I would agree that you have a dead or failing drive here.

Yes, if raid1 and above. But this fail over operation only happens on a read failure. And for it to happen you drives have to honour a sane time out. Dead or dying drives don’t always do that. Take a look at the following outstanding issue we have re drive time out settings and their relevant to kernel time outs. In short the drive must give up before the kernel’s default kicks in. Otherwise you have a mall configured system that stands in the way of the raid ‘healing’ capabilities. These time outs are the reason it is advisable to use NAS orientated drives. However may desktop drives have this setting capability but it’s not always configured by default to be appropriate.

https://github.com/rockstor/rockstor-core/issues/1177

Be sure to read all of that issues comments are some drives are known to hang when asked to reconfigure their time out settings.

Hope that helps.

Noggin · January 28, 2021, 1:17pm

Thanks @phillxnet

At the time of the last failure in December, I wiped all the drives, bought a fresh USB stick, and installed OpenSUSE based Rockstor.
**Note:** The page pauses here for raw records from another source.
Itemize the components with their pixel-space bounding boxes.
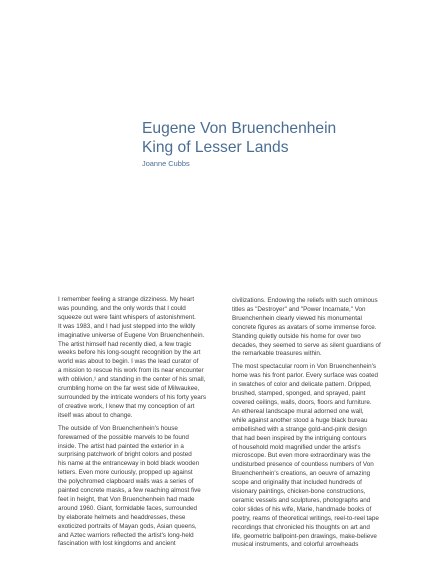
text-line: the polychromed clapboard walls was a series of [58, 478, 194, 486]
text-line: surrounded by the intricate wonders of his forty years [58, 393, 207, 401]
text-line: color slides of his wife, Marie, handmade books of [232, 505, 372, 513]
text-line: that had been inspired by the intriguing contours [232, 434, 367, 442]
text-line: musical instruments, and colorful arrowheads [232, 541, 359, 549]
text-line: was pounding, and the only words that I could [58, 304, 186, 312]
text-line: microscope. But even more extraordinary was the [232, 452, 371, 460]
body-paragraph [58, 425, 233, 550]
text-line: embellished with a strange gold-and-pink design [232, 425, 367, 433]
text-line: his name at the entranceway in bold black wooden [58, 460, 200, 468]
text-line: itself was about to change. [58, 411, 133, 419]
text-line: recordings that chronicled his thoughts on art and [232, 523, 370, 531]
text-line: I remember feeling a strange dizziness. My heart [58, 296, 195, 303]
text-line: feet in height, that Von Bruenchenhein had made [58, 495, 195, 503]
text-line: brushed, stamped, sponged, and sprayed, paint [232, 390, 366, 398]
text-line: inside. The artist had painted the exterior in a [58, 442, 184, 450]
text-line: civilizations. Endowing the reliefs with such ominous [232, 297, 378, 304]
text-line: and Aztec warriors reflected the artist's long-held [58, 531, 194, 539]
text-line: of household mold magnified under the artist's [232, 443, 361, 451]
text-line: life, geometric ballpoint-pen drawings, make-believe [232, 532, 377, 540]
text-line: It was 1983, and I had just stepped into the wildly [58, 322, 196, 330]
text-line: The outside of Von Bruenchenhein's house [58, 424, 178, 432]
text-line: imaginative universe of Eugene Von Bruenchenhein. [58, 331, 205, 339]
text-line: letters. Even more curiously, propped up against [58, 469, 193, 477]
text-line: decades, they seemed to serve as silent guardians of [232, 341, 381, 349]
text-line: around 1960. Giant, formidable faces, surrounded [58, 504, 197, 512]
text-line: the remarkable treasures within. [232, 350, 322, 358]
text-line: An ethereal landscape mural adorned one wall, [232, 407, 364, 415]
text-line: poetry, reams of theoretical writings, reel-to-reel tape [232, 514, 379, 522]
text-line: in swatches of color and delicate pattern. Dripped, [232, 381, 372, 389]
text-line: undisturbed presence of countless numbers of Von [232, 461, 374, 469]
text-line: by elaborate helmets and headdresses, these [58, 513, 186, 521]
text-line: surprising patchwork of bright colors and posted [58, 451, 192, 459]
text-line: visionary paintings, chicken-bone constructions, [232, 488, 366, 496]
text-line: while against another stood a huge black bureau [232, 416, 368, 424]
text-line: a mission to rescue his work from its near encounter [58, 367, 204, 375]
chapter-title-line: Eugene Von Bruenchenhein [142, 120, 337, 137]
text-line: titles as "Destroyer" and "Power Incarnate," Von [232, 305, 366, 313]
text-line: squeeze out were faint whispers of astonishment. [58, 313, 196, 321]
text-line: The artist himself had recently died, a few tragic [58, 340, 192, 348]
body-paragraph [232, 363, 410, 550]
text-line: Standing quietly outside his home for over two [232, 332, 361, 340]
text-line: scope and originality that included hundreds of [232, 479, 362, 487]
text-line: home was his front parlor. Every surface was coated [232, 372, 378, 380]
text-line: Bruenchenhein clearly viewed his monumental [232, 314, 362, 322]
author-name: Joanne Cubbs [142, 159, 190, 168]
body-paragraph [232, 297, 410, 359]
text-line: crumbling home on the far west side of Milwaukee, [58, 385, 200, 393]
text-line: Bruenchenhein's creations, an oeuvre of amazing [232, 470, 371, 478]
text-line: fascination with lost kingdoms and ancient [58, 540, 176, 548]
body-paragraph [58, 296, 233, 421]
text-line: of creative work, I knew that my conception of art [58, 402, 195, 410]
left-text-column [58, 296, 233, 549]
text-line: world was about to begin. I was the lead curator of [58, 358, 199, 366]
text-line: with oblivion,¹ and standing in the center of his small, [58, 376, 206, 384]
text-line: concrete figures as avatars of some immense force. [232, 323, 377, 331]
chapter-heading [142, 120, 422, 168]
right-text-column [232, 297, 410, 550]
text-line: covered ceilings, walls, doors, floors and furniture. [232, 398, 372, 406]
text-line: forewarned of the possible marvels to be found [58, 433, 189, 441]
text-line: exoticized portraits of Mayan gods, Asian queens, [58, 522, 197, 530]
text-line: ceramic vessels and sculptures, photographs and [232, 496, 371, 504]
text-line: painted concrete masks, a few reaching almost five [58, 487, 201, 495]
chapter-title-line: King of Lesser Lands [142, 138, 289, 156]
text-line: weeks before his long-sought recognition by the art [58, 349, 201, 357]
text-line: The most spectacular room in Von Bruenchenhein's [232, 363, 377, 371]
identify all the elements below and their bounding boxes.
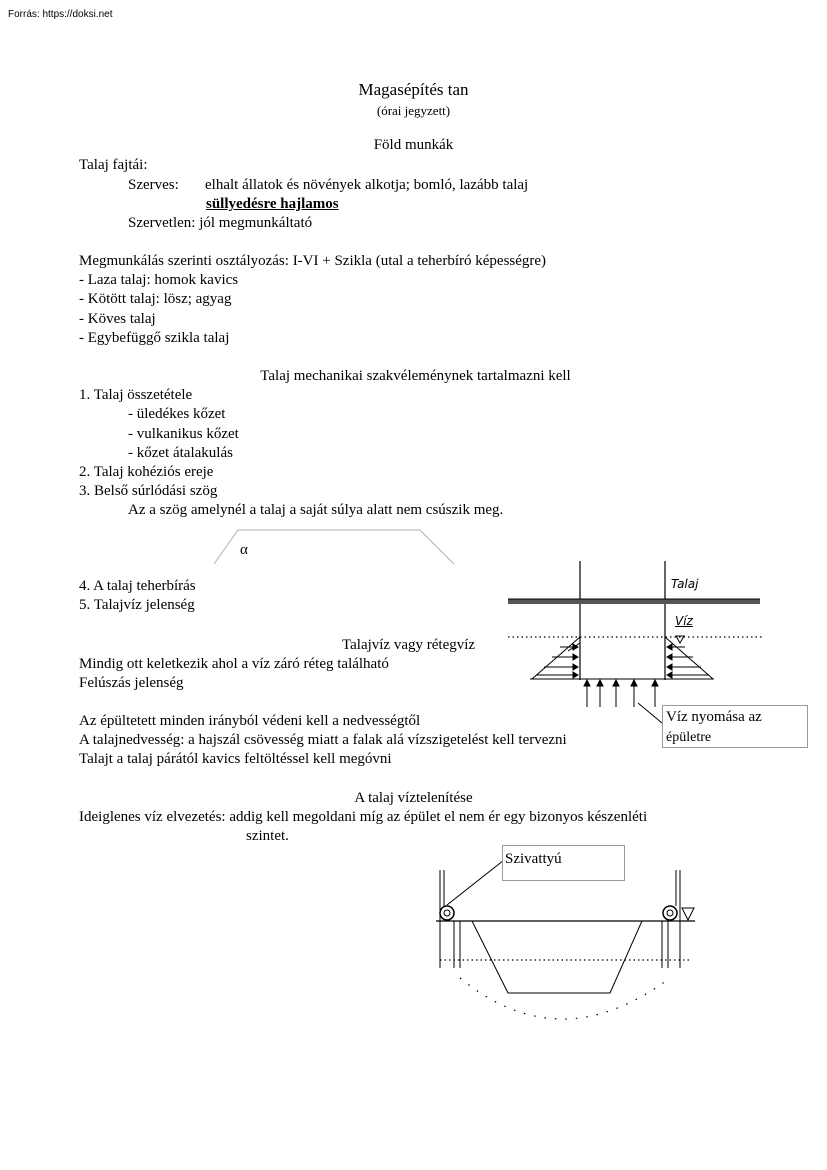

I also set up my pools such that the stuff I care a lot about (projects, tax information, photos, etc) are on a RAID1. Stuff I don’t care about much (ripped blu-rays, scraped youtube channels for the kids, etc) are on RAID5.

All of the drives are WD Red or White labels, TLER time reported as 7 seconds. They’re in a RAID5 (and I’m aware that RAID5 isn’t production ready). Luckily, rebooting always puts the pool into RW mode. Here’s my scrub status (emphasis added):

scrub status for 2207e565-5850-4e82-8e92-b3f5ae604cb1
scrub started at Thu Jan 28 06:14:19 2021 and was aborted after 00:08:24
total bytes scrubbed: 25.33GiB with 16 errors
error details: read=16
corrected errors: 0, uncorrectable errors: 16, unverified errors: 0

So a scrub doesn’t seem to fix it. This mirrors my experience when trying to scrub from the UI. But it also hasn’t dropped to RO as I can still touch files in the file system. I think the next step might be btrfs rescue chunk-recover /dev/sdd. However, I’ve read that this can result in files being “wrongly restored” so I’m leaning towards just restoring from offsite or just re-ripping. I have an rsync log which shows all of the files it couldn’t copy. I can just go through it and pick out any files I actually care about to restore or regenerate.

I swapped the cables between /dev/sdd and /dev/sdc. They swapped in Linux, and the errors reported in dmesg followed the physical drive. I think this suggests that it isn’t a cable issue, and it isn’t a bad connector on the motherboard. The next question is whether the drive is bad, or if it is simply a fubar’ed file system.

I have badblocks running a non-destructive test, but I had to force it as it thought /dev/sdd was mounted. umount /dev/sdd reported that it wasn’t mounted, lsof didn’t show any open files, so I forced it. I mean, it’s already corrupted, what do I have to lose? I just want to know if it is reliable.

Noggin · January 30, 2021, 3:42pm

Switched badblocks to a destructive test so it’d go faster. Completed a single pass (read and write) of badblocks and found no errors on any of the drives that were in the pool. Put the drives back into a pool and am currently restoring the data. Third time’s the charm?